Visit to Hastings House: Stoughton




Architecture of quality is the product of both an imaginative architect and client.  The dialogue and chemistry between these in the evolution of the Design Brief is fundamental. It has been particularly interesting and stimulating to experience this outcome in our visits to the Purdy and Hastings houses both of which exemplify this quality. Kanti Chhapi’s characteristic internal spatial design linking house and garden at two levels, operates successfully in both.
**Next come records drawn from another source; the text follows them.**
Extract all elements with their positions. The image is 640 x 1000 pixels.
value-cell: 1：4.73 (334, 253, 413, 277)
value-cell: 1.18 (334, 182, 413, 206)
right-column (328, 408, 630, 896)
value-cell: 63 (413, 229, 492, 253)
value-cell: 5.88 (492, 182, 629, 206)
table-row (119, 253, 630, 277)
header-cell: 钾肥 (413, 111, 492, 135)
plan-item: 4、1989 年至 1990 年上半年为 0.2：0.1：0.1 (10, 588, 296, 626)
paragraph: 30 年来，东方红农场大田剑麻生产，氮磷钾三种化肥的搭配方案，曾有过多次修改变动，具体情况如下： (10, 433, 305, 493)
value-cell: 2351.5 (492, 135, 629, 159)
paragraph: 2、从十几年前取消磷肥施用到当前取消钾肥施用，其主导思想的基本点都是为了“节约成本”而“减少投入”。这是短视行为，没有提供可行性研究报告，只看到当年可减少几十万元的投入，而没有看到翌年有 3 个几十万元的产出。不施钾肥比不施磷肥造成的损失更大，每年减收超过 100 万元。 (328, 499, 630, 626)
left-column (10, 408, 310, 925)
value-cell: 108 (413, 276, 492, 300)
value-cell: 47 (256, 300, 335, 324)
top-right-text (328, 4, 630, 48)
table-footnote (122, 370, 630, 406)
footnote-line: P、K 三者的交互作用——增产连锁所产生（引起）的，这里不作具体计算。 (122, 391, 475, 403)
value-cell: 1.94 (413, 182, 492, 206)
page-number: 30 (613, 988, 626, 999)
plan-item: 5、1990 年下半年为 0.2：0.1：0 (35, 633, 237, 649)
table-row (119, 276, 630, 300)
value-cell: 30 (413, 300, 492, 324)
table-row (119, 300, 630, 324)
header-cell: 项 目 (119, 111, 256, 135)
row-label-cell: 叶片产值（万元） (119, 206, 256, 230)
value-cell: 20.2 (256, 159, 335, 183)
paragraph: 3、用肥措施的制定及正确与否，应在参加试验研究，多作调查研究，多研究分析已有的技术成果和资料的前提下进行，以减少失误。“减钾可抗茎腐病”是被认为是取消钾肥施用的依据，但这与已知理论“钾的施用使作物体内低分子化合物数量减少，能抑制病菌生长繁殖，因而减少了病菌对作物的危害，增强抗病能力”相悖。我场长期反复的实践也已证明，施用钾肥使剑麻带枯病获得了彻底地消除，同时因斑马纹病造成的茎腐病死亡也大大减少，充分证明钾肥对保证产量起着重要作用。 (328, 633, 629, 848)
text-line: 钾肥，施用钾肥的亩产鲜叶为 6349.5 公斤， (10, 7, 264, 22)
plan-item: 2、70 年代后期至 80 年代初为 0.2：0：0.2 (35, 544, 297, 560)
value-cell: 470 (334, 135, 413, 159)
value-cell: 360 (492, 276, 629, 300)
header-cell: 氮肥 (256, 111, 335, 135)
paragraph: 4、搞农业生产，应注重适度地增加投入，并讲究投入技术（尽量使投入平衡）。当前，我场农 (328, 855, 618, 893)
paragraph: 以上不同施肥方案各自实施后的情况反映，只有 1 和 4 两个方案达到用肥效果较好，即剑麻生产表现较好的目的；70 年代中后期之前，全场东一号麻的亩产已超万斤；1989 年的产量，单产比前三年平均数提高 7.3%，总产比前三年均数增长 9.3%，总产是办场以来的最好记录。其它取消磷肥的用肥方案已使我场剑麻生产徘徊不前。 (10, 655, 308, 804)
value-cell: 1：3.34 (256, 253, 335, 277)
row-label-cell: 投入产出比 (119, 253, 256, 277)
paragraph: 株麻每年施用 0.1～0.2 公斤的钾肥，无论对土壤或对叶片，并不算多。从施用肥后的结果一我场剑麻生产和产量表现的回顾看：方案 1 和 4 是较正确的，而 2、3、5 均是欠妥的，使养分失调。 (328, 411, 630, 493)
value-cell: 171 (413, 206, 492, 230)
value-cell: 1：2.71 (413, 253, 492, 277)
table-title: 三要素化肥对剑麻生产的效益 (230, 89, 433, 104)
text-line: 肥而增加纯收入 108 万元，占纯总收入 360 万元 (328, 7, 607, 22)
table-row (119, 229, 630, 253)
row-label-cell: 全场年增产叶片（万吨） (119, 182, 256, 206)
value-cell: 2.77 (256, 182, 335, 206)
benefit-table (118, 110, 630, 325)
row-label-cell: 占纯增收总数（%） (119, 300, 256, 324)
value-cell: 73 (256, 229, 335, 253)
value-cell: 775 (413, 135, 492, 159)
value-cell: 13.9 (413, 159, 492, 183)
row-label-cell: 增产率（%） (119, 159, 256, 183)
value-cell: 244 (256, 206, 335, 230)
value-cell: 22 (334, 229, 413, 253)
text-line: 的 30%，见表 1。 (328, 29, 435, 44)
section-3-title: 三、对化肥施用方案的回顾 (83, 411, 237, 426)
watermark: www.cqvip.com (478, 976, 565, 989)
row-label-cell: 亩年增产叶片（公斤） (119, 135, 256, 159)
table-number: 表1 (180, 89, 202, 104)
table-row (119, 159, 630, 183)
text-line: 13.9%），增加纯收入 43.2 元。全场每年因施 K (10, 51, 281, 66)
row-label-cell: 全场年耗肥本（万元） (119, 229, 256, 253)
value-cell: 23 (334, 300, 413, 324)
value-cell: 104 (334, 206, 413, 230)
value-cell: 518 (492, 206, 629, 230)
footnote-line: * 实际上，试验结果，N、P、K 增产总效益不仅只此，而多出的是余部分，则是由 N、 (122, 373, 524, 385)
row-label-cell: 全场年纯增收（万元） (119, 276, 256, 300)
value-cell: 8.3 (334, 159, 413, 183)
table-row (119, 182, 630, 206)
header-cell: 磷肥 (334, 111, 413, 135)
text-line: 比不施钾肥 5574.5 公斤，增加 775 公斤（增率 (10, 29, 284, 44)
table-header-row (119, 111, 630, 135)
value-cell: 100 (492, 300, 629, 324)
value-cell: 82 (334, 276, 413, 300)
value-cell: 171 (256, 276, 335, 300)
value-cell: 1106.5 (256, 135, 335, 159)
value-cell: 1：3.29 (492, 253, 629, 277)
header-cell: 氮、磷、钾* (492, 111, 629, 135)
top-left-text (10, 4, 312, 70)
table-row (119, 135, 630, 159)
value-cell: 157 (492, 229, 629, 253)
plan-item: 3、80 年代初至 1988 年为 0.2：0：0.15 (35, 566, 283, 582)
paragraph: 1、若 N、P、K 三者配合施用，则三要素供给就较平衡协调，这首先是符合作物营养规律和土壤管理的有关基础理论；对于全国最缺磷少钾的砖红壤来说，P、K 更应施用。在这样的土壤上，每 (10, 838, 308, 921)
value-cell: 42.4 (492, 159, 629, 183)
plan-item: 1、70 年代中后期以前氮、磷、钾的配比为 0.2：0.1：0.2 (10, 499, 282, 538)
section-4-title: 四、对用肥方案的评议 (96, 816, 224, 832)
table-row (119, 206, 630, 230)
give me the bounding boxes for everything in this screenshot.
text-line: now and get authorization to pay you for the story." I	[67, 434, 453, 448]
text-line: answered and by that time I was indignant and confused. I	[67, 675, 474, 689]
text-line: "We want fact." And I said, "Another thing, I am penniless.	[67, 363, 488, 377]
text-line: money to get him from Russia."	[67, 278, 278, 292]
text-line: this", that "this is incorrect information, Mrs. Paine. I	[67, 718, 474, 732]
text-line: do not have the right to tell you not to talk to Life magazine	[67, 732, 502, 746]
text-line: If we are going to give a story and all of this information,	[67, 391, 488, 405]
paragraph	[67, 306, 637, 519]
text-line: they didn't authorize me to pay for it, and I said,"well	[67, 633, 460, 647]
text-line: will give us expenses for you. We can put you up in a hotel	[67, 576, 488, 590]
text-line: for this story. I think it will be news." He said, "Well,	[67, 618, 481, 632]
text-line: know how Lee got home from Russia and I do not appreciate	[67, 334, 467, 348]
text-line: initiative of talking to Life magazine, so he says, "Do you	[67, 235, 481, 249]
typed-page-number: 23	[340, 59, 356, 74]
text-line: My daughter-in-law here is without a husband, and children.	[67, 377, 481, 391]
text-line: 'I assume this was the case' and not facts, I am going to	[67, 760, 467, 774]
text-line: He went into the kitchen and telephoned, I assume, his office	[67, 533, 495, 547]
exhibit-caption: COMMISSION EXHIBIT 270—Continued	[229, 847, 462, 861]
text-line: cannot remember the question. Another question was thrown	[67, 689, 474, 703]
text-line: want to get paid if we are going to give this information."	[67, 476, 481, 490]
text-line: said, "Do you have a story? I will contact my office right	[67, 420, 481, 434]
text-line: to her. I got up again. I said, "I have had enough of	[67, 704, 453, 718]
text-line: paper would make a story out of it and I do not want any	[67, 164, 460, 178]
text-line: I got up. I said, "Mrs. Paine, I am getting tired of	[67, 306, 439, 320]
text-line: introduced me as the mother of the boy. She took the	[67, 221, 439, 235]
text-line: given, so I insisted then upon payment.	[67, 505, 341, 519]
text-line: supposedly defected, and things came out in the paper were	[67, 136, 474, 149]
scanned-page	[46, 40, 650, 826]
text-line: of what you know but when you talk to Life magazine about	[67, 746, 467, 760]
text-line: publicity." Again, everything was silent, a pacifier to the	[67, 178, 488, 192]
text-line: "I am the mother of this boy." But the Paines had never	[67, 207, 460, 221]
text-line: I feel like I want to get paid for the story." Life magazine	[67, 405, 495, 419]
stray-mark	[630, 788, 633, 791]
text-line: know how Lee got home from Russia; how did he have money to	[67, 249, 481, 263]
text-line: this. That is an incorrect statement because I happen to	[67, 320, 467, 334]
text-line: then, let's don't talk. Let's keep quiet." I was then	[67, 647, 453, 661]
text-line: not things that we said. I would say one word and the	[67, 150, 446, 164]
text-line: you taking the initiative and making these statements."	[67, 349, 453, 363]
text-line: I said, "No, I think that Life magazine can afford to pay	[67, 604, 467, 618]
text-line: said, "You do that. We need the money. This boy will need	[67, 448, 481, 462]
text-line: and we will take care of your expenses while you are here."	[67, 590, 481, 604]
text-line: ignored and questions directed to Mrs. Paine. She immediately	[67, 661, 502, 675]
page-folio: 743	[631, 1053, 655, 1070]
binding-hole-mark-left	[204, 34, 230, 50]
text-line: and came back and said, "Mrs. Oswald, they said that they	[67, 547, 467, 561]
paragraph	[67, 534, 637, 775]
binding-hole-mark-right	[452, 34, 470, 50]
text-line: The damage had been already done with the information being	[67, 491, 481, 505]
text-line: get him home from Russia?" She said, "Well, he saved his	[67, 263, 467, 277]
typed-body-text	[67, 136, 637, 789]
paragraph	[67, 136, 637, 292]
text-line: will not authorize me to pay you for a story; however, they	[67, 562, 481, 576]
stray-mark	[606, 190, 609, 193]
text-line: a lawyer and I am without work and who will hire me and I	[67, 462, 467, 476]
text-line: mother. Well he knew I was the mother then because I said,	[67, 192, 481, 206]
Our large group was divided into two.  The owner, Sue Hastings, showed us round the interior describing how the house could be physically divided into two separate dwellings.  Kanti, the architect, showed us round the garden and discussed the external design.

The Site:        
The footprint of the new house was virtually limited to the   original one which was demolished.  There were tight limits imposed by the Planners, combined with the need to retain a superb range of large trees.  However, these factors were fully optimised in the overall design.

External Design:    
Kanti describes the image as ‘Modern Vernacular’ – the use of traditional materials, rendered brickwork, large cedar horizontal panels, and accented blue bricks.  Volumetrically, it expressed the functions of the house – the top-lit dining room with its dominant central window, the pitched slate roof ‘split’ on the apex to reflect the two sections of the house. Combined with the roof is the hot water panel and air ventilating extract.  These reflected the renewable energy approach.
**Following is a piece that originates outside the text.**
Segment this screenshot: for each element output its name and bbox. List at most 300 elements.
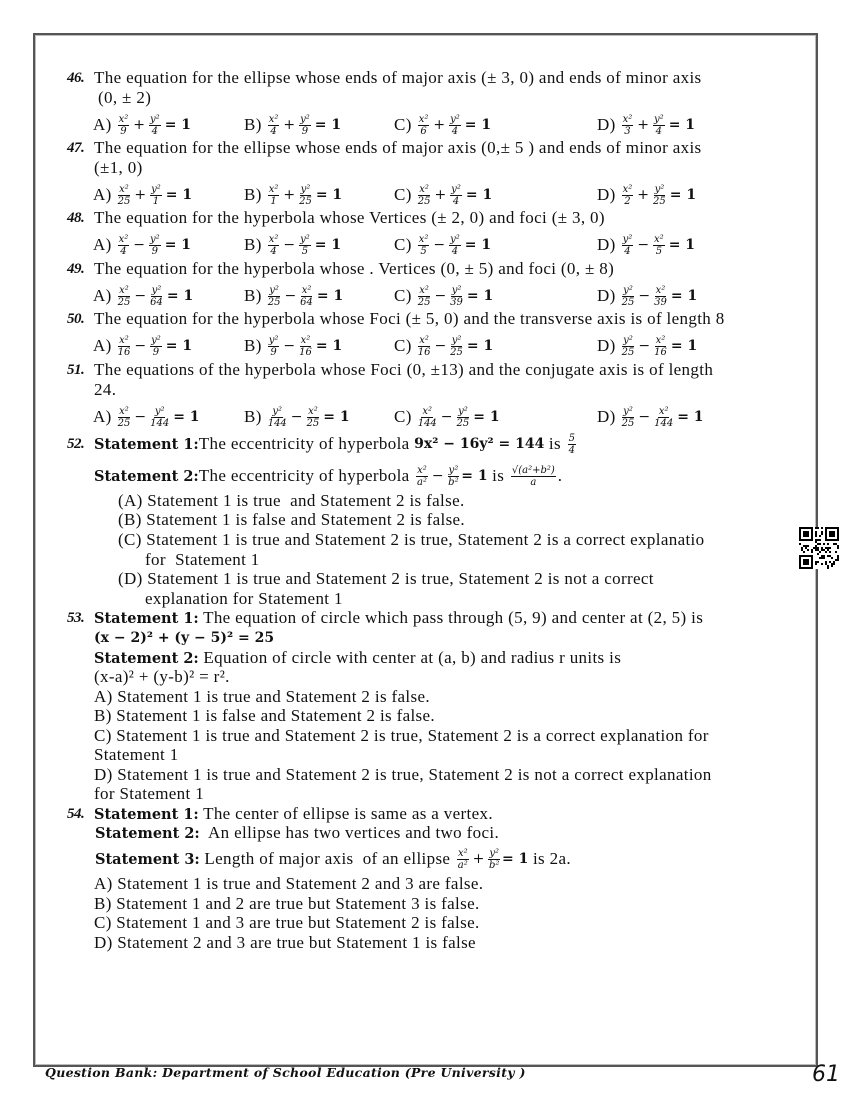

All the major rooms are on a generous scale.  The dining room and kitchen are open-plan.
The dining room area has angled glazed walls, and a sloping glass roof.  The primary wall includes a low cill with a grille controlling air stack movement. Sue’s husband, Adrian, researched in detail, renewable energy (RE) requirements, and made an important long-term contribution.  The house was classified NZEB:A.
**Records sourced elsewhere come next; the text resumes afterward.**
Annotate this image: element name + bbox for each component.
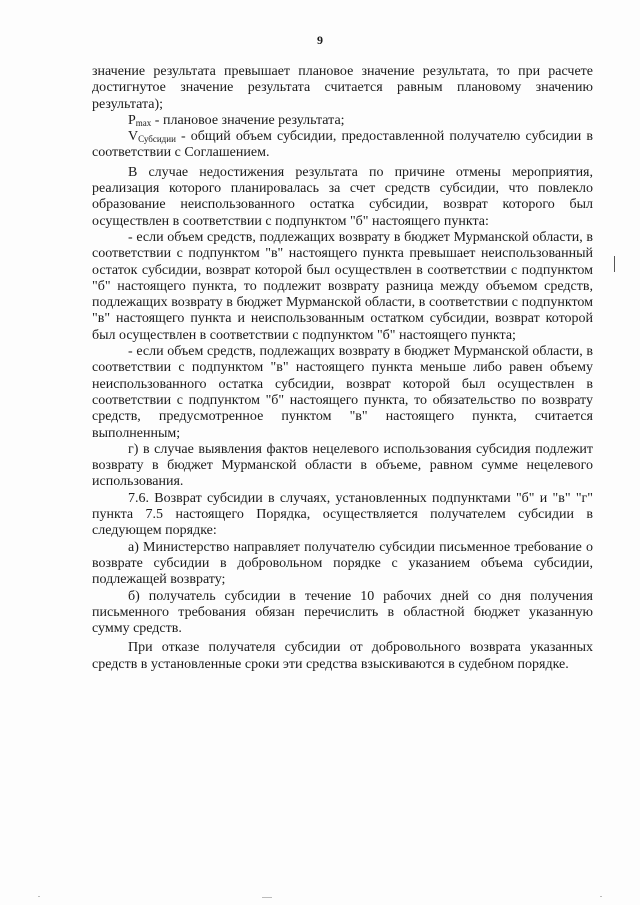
paragraph-misuse: г) в случае выявления фактов нецелевого использования субсидия подлежит возврату в бюджет Мурманской области в объеме, равном сумме нецелевого использования. (92, 441, 593, 490)
paragraph-volume-exceeds: - если объем средств, подлежащих возврату в бюджет Мурманской области, в соответствии с подпунктом "в" настоящего пункта превышает неиспользованный остаток субсидии, возврат которой был осуществлен в соответствии с подпунктом "б" настоящего пункта, то подлежит возврату разница между объемом средств, подлежащих возврату в бюджет Мурманской области, в соответствии с подпунктом "в" настоящего пункта и неиспользованным остатком субсидии, возврат которой был осуществлен в соответствии с подпунктом "б" настоящего пункта; (92, 229, 593, 343)
document-body (92, 64, 593, 673)
paragraph-section-7-6: 7.6. Возврат субсидии в случаях, установленных подпунктами "б" и "в" "г" пункта 7.5 настоящего Порядка, осуществляется получателем субсидии в следующем порядке: (92, 490, 593, 539)
vsubsidy-symbol: V (128, 129, 139, 145)
scan-speck (38, 896, 40, 897)
pmax-subscript: max (135, 117, 152, 128)
scan-margin-mark (614, 256, 615, 272)
paragraph-court-recovery: При отказе получателя субсидии от добровольного возврата указанных средств в установленные сроки эти средства взыскиваются в судебном порядке. (92, 640, 593, 672)
paragraph-event-cancellation: В случае недостижения результата по причине отмены мероприятия, реализация которого планировалась за счет средств субсидии, что повлекло образование неиспользованного остатка субсидии, возврат которого был осуществлен в соответствии с подпунктом "б" настоящего пункта: (92, 164, 593, 229)
scan-speck (262, 897, 272, 898)
pmax-symbol: P (128, 112, 136, 128)
paragraph-vsubsidy-definition (92, 129, 593, 162)
scan-speck (600, 896, 602, 897)
page-number: 9 (317, 33, 323, 47)
paragraph-recipient-obligation: б) получатель субсидии в течение 10 рабочих дней со дня получения письменного требования обязан перечислить в областной бюджет указанную сумму средств. (92, 588, 593, 637)
paragraph-ministry-requirement: а) Министерство направляет получателю субсидии письменное требование о возврате субсидии в добровольном порядке с указанием объема субсидии, подлежащей возврату; (92, 539, 593, 588)
vsubsidy-subscript: Субсидии (138, 134, 176, 145)
paragraph-pmax-definition (92, 113, 593, 129)
pmax-text: - плановое значение результата; (151, 112, 345, 128)
paragraph-volume-less-or-equal: - если объем средств, подлежащих возврату в бюджет Мурманской области, в соответствии с подпунктом "в" настоящего пункта меньше либо равен объему неиспользованного остатка субсидии, возврат которой был осуществлен в соответствии с подпунктом "б" настоящего пункта, то обязательство по возврату средств, предусмотренное пунктом "в" настоящего пункта, считается выполненным; (92, 344, 593, 441)
paragraph-result-continuation: значение результата превышает плановое значение результата, то при расчете достигнутое значение результата считается равным плановому значению результата); (92, 64, 593, 112)
vsubsidy-text: - общий объем субсидии, предоставленной получателю субсидии в соответствии с Соглашением. (92, 129, 593, 161)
“God is in the Details”, said Mies, and that was one of the enriching factors in the interiors.
An example:  the doors dividing the two major spaces were purpose made and beautifully panelled with hidden openings. All the internal doors were solid-core plain panelled.  Throughout the house, the walls were painted white – a perfect back-cloth for works of art, including large monochrome photographs.

As we walked out, a friend nudged me and said “what a beautiful house – I would love to live there”.